Finally, there is “Miyarabi’s Prayer” from Godzilla vs. Mechagodzilla. I don’t remember what the singer was praying for, but she ought to have been praying to sing on key, since some of the high notes cause me to wince when I hear them. At the end of the album the producer tacked on a bouncy band version of “The Theme from Godzilla” that I feel intrudes on the other music. Nevertheless, most of the album is a pleasure to hear, and especially many of Ifukube’s tracks evoke enjoyable memories of the movies.
Vennie did a very commendable job in reviewing the above CD, and I would like to add my own thoughts on it, as I really enjoyed this G-soundtrack and I have a few things to say about it.

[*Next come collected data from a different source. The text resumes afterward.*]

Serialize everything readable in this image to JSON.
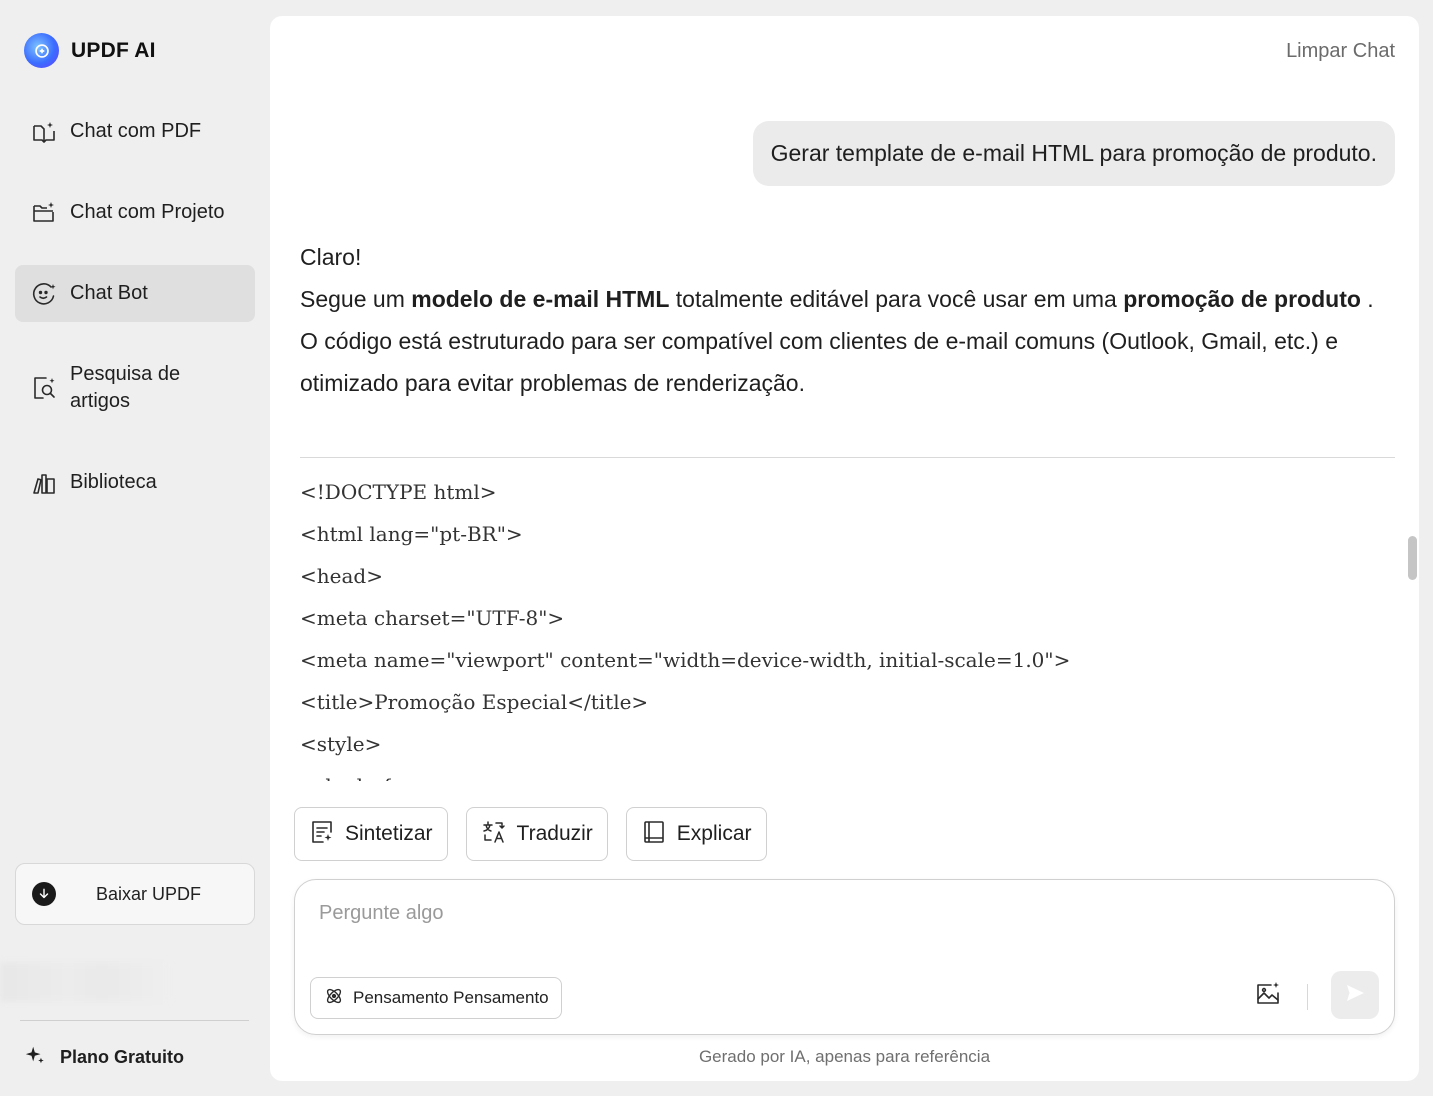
{
  "brand": {
    "name": "UPDF AI"
  },
  "sidebar": {
    "items": [
      {
        "label": "Chat com PDF",
        "icon": "book-sparkle-icon"
      },
      {
        "label": "Chat com Projeto",
        "icon": "folder-sparkle-icon"
      },
      {
        "label": "Chat Bot",
        "icon": "bot-face-icon",
        "active": true
      },
      {
        "label": "Pesquisa de artigos",
        "icon": "document-search-icon"
      },
      {
        "label": "Biblioteca",
        "icon": "library-icon"
      }
    ],
    "download_label": "Baixar UPDF",
    "plan_label": "Plano Gratuito"
  },
  "header": {
    "clear_chat": "Limpar Chat"
  },
  "chat": {
    "user_message": "Gerar template de e-mail HTML para promoção de produto.",
    "answer": {
      "line1": "Claro!",
      "p2_a": "Segue um ",
      "p2_b": "modelo de e-mail HTML",
      "p2_c": " totalmente editável para você usar em uma ",
      "p2_d": "promoção de produto",
      "p2_e": " .",
      "p3": "O código está estruturado para ser compatível com clientes de e-mail comuns (Outlook, Gmail, etc.) e otimizado para evitar problemas de renderização."
    },
    "code_lines": [
      "<!DOCTYPE html>",
      "<html lang=\"pt-BR\">",
      "<head>",
      "<meta charset=\"UTF-8\">",
      "<meta name=\"viewport\" content=\"width=device-width, initial-scale=1.0\">",
      "<title>Promoção Especial</title>",
      "<style>",
      "    body {"
    ]
  },
  "actions": {
    "summarize": "Sintetizar",
    "translate": "Traduzir",
    "explain": "Explicar"
  },
  "input": {
    "placeholder": "Pergunte algo",
    "thinking_label": "Pensamento Pensamento"
  },
  "footer": {
    "note": "Gerado por IA, apenas para referência"
  },
  "colors": {
    "accent": "#3b6dff",
    "active_nav": "#dfdfdf",
    "panel": "#ffffff",
    "background": "#efefef"
  }
}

For one thing, I highly recommend this CD to all G-fans who have a strong appreciation for the musical accompaniments that complimented the first G-film and the 14 subsequent films that made up the Showa Series (and isn’t that most of us in G-fandom?). This one CD had a whopping 43 tracks on a single disc, and that is a total bargain. In fact, this CD has the great majority of all the musical numbers (along with some sound effect snippets) from the first 15 G-films. Many years ago, I ordered a two-volume CD series from an unknown Japanese manufacturer, the first volume of which included the main themes and a lot of extra musical numbers and sound effects (including monster roars) from the first 15 G-films. Since those two CDs were foreign imports they cost me a small fortune, and I can’t help but compare the first volume of that import with what appears on “The Best of Godzilla 1954-1975” (the Heisei Series soundtrack will be the focus of a future review).

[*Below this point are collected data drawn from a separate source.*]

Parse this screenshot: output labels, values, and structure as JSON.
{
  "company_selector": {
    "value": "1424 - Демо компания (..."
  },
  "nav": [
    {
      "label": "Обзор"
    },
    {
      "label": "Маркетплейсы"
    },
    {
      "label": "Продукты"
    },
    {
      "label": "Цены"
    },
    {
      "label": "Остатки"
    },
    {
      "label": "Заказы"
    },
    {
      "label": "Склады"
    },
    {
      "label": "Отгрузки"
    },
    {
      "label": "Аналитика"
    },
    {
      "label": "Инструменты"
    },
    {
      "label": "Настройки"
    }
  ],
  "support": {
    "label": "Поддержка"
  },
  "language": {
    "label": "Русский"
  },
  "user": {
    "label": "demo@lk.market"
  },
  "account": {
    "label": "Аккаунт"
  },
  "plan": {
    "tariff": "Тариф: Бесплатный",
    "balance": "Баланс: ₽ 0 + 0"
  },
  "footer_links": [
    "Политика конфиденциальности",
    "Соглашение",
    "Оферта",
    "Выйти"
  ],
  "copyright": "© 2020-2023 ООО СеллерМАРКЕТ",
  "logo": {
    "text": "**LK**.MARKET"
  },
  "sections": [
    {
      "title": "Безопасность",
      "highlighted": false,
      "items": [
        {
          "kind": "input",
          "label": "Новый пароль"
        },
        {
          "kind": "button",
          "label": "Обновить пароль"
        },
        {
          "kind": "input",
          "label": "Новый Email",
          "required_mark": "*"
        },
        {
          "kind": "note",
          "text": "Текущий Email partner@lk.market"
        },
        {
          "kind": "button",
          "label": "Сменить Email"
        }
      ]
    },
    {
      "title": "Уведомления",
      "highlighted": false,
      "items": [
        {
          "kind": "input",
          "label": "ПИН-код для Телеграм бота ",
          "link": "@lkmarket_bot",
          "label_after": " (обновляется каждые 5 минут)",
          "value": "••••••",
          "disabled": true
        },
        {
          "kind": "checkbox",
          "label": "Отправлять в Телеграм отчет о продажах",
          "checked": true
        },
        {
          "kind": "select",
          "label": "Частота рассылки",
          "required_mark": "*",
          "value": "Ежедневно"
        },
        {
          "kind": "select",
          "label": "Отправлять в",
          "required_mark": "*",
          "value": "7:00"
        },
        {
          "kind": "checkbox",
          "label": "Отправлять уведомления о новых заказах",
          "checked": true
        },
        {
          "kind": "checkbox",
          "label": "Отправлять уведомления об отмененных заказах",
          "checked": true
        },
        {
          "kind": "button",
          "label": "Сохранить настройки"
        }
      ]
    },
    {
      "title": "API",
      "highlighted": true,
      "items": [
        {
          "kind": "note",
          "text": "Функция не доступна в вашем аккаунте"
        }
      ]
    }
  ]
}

The above CD compares very well with the first G-film and Showa Series tracks that appeared on the first volume of the above mentioned imports. In fact, this CD from GNP Crescendo Records greatly surpasses the Japanese import I mentioned above in many ways. For one thing, many of the greatest tracks from Akira Ifukube and Masaru Satoh, the two greatest maestro’s to ever score the G-films comprising the first 15 movies, are included here. Ifukube’s great and unique score from Godzilla, King of the Monsters when Godzilla tramples Tokyo was included on this CD, something that was left out of the above Japanese import, presumably for reasons of space. It was too great a sacrifice, and its lack of inclusion on that import really brought its quality down several notches. Also, we got the great Odo Island chant for Godzilla from the first film, which is a great melody to listen to. The scoring of the first G-film is mostly complete here.

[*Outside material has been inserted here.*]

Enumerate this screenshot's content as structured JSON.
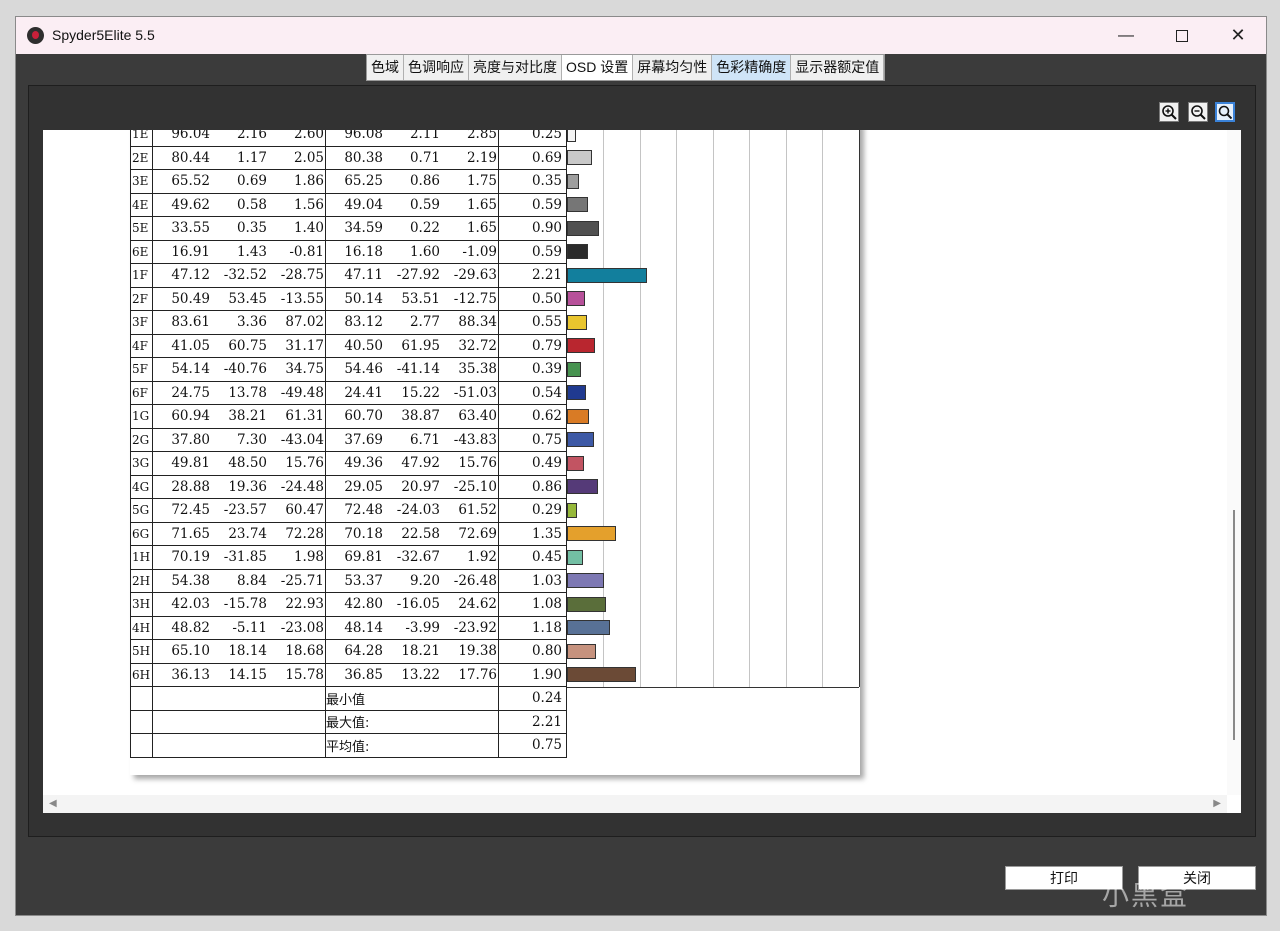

As for the tracks belonging to the Showa Series, many of Ifukube and Satoh’s great numbers from each film are represented here with the exception of any of Satoh’s score from Godzilla vs. the Sea Monster (as Vennie noted in her above review). Thankfully, one of Satou’s best tunes from Son of Godzilla, the theme that played during Godzilla and Minya’s battle with Kumonga/Spiega near the movie’s climax, was included. However, the equally distinct and unique number of Satoh that played as the theme for the initial attack of the kaiju-sized Kamakiras was left out, and this was a highly unfortunate omission. It was included in the above mentioned Japanese import, so at least I still have this great G-tune in my audio library, but other G-fans who share my appreciation for that distinctive tune (one of Satoh’s best, IMO) will not find it on this CD, which is one of its few drawbacks. I fully agree with Vennie’s assertion that Riichero Manabe’s rather awful tunes from the two G-films he scored (Godzilla vs. the Smog Monster and Godzilla vs. Megalon) could have had their number trimmed down, and it’s a great loss that Kamakiras’ theme was sacrificed so such a large number of Manabe’s themes could be included. I was extremely thankful that another of my all-time favorite Ifukube numbers, the great title credit theme for Destroy All Monsters, was included. This CD would have been much poorer without it. I am also glad that another of Ifukube’s best numbers, “The Farou Island Chant” from King Kong vs. Godzilla, is here. The inclusion of the original version of “Mothra’s Song” on this soundtrack was terrific, though I still believe the particularly beautiful rendition of this famous song that appeared in Godzilla and Mothra: Battle for the Earth was the best version to appear so far (hopefully, this will be on the second volume of “The Best of Godzilla” series).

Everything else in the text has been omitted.